É ester poder que torna viável o poder. São estes actos a que podemos chamar saída, Exodo, o caminho no vazio, a experiência nómada. A todo o Génesis se sucede um Êxodo. O deserto é a desabitação, a não-propriedade, a proletarização. A Lei surge como tentativa de regulação dos poderes invisíveis, como substituição dos deuses pela palavra. Logos versus iconofilia. A guerra é recorrente.

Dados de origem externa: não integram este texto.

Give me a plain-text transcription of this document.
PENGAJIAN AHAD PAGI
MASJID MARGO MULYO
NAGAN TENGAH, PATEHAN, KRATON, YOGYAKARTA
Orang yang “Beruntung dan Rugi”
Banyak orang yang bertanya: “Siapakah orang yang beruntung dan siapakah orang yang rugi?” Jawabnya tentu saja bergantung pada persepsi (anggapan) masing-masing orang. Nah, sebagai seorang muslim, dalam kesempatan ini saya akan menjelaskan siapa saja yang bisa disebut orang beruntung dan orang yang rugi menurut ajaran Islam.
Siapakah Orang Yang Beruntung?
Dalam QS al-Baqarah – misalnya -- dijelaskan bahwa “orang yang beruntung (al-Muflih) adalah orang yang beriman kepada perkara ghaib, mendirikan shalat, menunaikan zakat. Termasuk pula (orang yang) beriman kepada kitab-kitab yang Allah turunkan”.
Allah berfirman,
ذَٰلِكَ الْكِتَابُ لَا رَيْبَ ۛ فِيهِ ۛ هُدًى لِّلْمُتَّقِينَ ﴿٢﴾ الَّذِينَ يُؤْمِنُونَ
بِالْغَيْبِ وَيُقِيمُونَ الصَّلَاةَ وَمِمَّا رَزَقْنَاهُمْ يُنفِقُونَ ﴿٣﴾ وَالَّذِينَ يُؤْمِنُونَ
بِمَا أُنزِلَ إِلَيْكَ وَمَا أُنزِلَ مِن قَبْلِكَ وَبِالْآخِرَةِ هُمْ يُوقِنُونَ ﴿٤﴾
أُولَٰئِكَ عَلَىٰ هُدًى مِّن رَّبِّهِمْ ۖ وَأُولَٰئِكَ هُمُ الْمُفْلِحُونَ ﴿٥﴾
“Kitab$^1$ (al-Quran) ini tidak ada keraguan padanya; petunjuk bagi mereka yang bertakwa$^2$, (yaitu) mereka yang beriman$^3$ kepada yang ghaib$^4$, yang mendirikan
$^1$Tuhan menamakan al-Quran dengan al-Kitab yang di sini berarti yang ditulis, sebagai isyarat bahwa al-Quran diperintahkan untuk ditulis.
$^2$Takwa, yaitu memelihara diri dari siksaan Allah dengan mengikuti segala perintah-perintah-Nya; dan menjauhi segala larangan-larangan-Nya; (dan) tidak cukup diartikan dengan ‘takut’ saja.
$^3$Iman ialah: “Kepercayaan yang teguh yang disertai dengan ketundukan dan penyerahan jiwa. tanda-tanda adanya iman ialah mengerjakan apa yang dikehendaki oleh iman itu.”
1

O dadaísmo instituíu nas artes ocidentais o Acaso como Método. O ready-made desloca a atenção para a presença insuspeita do presente: «There is no thing as chance. A door may happen to fall shut, but this is not by chance. It is a consciencious expirience of the door, the door, the door.» (Kurt Schwitters).

O acaso é um instrumento pré-existente. Só há que MANIPULÁ-LO! Trabalho a três. O terceiro é o misterioso colaborador. Trabalho de unificação, salada de sagrado e profano. Trabalho de transformação: «São as coisas que não conheceis que mudarão a vossa vida!» (Vostell)

O terceiro ente é não-ente: «se, nas obras de arte, o não-ente pode emergir subitamente, elas não se apossam dele corporalmente com um golpe de magia. O não-ente é-lhes mediatizado a partir de fragmentos do ente, que eles congregam para a apparition. (…) As obras de arte possuem a sua autoridade por obrigarem à reflexão, a partir de onde elas poderiam, enquanto figurasd do ente e incapaz de convocar o não-ente para o existente, tornar-se a sua imagem predominante, ainda mesmo que o não-ente não existisse em si.» (Adorno). Ou como diz Mallarmé: «O essencial duma obra consiste exactamente naquilo que não está expresso»!

Esta capacidade de vislumbrar o não-explicito encontra um eco nas forças que concorrem sob a denominação da Unidade. O Todo não é tanto a consciencia do todo quanto a vontade de incluir e domesticar os restos.